OP Himmelfahrtskommando - 50er | Boom Beach| [Deutsch] (Juli 2019).

Anonim

Die Street View Autos von Google haben am Donnerstag mit der Aufnahme von Bildern in Österreich begonnen, dem einzigen EU-Land neben Deutschland, das im beliebten Online-Dienst, der 360-Grad-Bilder von Orten auf der ganzen Welt zeigt, weitestgehend abwesend ist.

Das 2007 gestartete Projekt ermöglicht es Computernutzern, in Google Maps Panorama-Straßenszenen zu sehen und einen virtuellen "Spaziergang" durch die Städte zu unternehmen.

Die Fotos werden in den USA verarbeitet, wo Details wie Gesichter und Nummernschilder automatisch verwischt werden, bevor sie in Google Maps veröffentlicht werden.

Einige Länder haben Google aufgrund von Bedenken im Zusammenhang mit der Datenerhebung nur zögerlich Zugriff gewährt.

Im Jahr 2010 hatte Google damit begonnen, seinen Dienst in Österreich und im benachbarten Deutschland anzubieten, wurde jedoch aufgefordert, den Betrieb wegen angeblicher Datenschutzverletzungen einzustellen.

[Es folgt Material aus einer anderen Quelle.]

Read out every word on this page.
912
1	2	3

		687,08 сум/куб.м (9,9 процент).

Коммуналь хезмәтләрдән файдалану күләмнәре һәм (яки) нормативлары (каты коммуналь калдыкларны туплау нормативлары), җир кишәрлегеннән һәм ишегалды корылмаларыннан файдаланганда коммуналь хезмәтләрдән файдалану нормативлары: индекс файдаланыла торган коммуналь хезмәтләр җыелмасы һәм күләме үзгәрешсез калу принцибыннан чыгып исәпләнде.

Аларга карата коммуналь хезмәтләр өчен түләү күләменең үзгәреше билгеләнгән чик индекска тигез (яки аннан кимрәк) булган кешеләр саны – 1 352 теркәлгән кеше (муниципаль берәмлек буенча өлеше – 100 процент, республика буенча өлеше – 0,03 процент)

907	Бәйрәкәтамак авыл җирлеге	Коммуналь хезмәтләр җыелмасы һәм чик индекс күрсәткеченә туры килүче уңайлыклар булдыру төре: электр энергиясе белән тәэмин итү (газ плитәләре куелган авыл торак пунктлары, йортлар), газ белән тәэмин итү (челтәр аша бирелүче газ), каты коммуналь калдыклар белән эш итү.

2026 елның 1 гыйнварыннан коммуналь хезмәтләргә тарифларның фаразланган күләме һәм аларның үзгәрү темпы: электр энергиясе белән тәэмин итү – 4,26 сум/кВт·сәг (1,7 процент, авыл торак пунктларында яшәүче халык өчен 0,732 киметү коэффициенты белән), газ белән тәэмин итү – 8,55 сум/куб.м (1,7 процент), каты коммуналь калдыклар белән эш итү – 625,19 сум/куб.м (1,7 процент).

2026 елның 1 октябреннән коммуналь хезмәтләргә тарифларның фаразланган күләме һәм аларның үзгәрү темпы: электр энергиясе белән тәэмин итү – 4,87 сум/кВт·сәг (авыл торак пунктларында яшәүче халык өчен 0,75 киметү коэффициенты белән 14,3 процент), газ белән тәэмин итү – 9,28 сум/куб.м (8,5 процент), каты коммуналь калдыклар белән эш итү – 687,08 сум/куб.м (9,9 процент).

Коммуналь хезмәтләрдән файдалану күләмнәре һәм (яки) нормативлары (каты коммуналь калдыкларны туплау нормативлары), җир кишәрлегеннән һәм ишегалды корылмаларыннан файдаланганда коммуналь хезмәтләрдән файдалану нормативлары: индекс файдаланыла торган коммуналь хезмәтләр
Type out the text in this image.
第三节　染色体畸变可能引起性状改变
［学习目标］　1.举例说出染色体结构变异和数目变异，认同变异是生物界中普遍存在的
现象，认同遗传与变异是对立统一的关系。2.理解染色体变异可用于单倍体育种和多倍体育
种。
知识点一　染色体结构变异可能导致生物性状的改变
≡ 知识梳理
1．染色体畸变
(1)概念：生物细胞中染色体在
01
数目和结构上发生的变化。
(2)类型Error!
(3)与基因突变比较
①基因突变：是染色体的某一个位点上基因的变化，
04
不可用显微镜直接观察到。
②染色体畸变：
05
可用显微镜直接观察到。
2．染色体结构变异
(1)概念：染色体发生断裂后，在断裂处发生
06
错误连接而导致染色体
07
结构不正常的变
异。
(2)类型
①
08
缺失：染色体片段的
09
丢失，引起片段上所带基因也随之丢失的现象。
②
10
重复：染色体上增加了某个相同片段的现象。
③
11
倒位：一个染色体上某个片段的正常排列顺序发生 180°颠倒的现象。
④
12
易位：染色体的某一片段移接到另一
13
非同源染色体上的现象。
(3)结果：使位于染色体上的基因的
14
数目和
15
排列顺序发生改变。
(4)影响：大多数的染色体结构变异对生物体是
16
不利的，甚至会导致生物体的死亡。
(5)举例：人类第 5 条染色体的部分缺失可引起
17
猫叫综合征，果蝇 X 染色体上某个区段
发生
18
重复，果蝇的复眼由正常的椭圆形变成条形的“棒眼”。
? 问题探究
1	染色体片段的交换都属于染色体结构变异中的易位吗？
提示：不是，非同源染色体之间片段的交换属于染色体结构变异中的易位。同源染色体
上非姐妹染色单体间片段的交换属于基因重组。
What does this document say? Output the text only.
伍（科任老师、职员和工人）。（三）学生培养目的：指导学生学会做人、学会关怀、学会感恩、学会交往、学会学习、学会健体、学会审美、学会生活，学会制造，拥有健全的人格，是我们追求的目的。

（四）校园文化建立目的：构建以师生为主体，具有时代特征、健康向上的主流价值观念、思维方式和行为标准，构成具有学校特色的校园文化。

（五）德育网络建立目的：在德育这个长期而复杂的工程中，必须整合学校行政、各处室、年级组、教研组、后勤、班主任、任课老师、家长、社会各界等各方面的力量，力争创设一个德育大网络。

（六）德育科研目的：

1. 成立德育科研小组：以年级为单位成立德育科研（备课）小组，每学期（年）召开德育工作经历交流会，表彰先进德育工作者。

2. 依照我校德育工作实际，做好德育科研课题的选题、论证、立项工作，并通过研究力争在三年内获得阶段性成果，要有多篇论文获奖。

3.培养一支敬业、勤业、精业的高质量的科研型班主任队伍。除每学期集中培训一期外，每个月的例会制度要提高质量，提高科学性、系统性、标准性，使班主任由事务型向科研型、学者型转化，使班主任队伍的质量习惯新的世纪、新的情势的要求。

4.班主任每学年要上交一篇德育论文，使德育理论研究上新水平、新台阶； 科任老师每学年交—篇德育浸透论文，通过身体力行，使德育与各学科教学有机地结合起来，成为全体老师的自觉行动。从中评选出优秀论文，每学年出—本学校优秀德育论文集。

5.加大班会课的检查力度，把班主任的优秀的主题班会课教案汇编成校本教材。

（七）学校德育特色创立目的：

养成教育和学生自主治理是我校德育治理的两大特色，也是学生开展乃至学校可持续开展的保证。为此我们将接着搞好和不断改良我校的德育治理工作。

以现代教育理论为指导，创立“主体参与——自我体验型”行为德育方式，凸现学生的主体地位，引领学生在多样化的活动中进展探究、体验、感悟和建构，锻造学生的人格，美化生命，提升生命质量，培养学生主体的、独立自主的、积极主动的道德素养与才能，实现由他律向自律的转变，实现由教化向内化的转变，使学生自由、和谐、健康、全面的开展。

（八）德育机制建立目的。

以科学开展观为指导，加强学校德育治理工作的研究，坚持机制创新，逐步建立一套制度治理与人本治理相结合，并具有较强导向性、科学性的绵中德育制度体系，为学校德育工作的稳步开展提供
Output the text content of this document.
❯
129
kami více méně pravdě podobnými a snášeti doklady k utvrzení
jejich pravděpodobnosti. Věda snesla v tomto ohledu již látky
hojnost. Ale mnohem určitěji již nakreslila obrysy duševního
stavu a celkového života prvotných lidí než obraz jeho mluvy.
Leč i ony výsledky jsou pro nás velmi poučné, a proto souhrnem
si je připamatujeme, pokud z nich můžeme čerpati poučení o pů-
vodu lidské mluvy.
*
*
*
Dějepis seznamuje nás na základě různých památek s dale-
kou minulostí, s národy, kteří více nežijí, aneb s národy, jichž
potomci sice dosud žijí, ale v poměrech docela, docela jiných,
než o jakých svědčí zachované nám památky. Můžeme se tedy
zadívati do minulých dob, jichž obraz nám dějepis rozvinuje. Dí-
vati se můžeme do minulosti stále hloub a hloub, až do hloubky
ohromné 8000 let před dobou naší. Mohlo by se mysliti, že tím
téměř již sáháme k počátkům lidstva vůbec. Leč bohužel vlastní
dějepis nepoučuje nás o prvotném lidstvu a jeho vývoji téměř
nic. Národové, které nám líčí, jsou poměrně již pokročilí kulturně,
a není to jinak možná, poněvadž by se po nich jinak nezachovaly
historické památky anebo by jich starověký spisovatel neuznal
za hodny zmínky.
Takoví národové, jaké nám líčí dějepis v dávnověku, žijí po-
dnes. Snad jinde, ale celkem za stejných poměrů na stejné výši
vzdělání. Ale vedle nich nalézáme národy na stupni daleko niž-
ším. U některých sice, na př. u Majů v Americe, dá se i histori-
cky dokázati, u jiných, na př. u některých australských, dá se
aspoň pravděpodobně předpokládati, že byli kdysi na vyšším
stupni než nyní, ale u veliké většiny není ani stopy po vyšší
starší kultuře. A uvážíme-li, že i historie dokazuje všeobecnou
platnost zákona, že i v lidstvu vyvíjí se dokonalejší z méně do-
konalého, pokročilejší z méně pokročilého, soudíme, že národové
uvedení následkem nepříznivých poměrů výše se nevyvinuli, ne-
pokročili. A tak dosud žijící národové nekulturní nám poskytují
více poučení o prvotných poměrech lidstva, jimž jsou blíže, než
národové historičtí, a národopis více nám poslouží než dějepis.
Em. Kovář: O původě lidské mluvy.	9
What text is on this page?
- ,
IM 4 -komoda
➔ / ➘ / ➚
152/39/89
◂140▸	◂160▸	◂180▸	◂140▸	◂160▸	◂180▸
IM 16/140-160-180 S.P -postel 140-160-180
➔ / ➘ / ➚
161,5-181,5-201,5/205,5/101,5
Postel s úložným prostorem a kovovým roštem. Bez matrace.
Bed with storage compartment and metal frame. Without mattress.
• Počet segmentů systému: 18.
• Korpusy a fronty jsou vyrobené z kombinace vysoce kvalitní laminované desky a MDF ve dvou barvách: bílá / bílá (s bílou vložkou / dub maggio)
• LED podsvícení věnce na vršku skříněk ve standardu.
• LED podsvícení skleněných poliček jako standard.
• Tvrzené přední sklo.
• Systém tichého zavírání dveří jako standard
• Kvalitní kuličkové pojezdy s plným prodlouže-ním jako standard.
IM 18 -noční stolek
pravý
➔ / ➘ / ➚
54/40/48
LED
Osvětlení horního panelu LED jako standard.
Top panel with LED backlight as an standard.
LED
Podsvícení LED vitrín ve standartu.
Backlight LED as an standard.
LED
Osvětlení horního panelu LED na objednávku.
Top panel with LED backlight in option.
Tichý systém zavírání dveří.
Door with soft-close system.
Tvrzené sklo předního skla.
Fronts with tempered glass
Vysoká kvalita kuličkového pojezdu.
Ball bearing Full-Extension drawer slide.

Das Unternehmen gab zu, dass Fahrzeuge versehentlich persönliche Daten aus drahtlosen Netzwerken aufgezeichnet hatten.

Obwohl Österreich ein Jahr später sein vorläufiges Verbot aufhob, beschloss Street View, nicht in die Alpenrepublik zurückzukehren - bis jetzt.

Der Neubeginn sei zeitlich auf das 10-jährige Jubiläum von Street View abgestimmt, teilte Google in einer Stellungnahme mit.

Fahrzeuge mit Spezialkameras werden bis November in Wien, Linz und Graz touren.

"Der offizielle Start von Street View in Österreich wird in sechs bis zwölf Monaten erwartet", sagte Google Austria-Sprecher Wolfgang Fasching-Kapfenberger gegenüber AFP.

Nach österreichischem Recht dürfen Street View-Fahrzeuge nur Fotos, aber keine Videos aufnehmen.

Der Service hat immer noch eine sehr geringe Penetrationsrate in Deutschland, die aufgrund der Missbräuche unter ihren nationalsozialistischen und kommunistischen Diktaturen zu den strengsten Datenschutzgesetzen Europas zählt.

Als ein besonderes Zugeständnis an Datenschutzbedenken können die Deutschen ihre Häuser oder Geschäfte verpixeln lassen und sich ganz aus dem Dienst zurückziehen.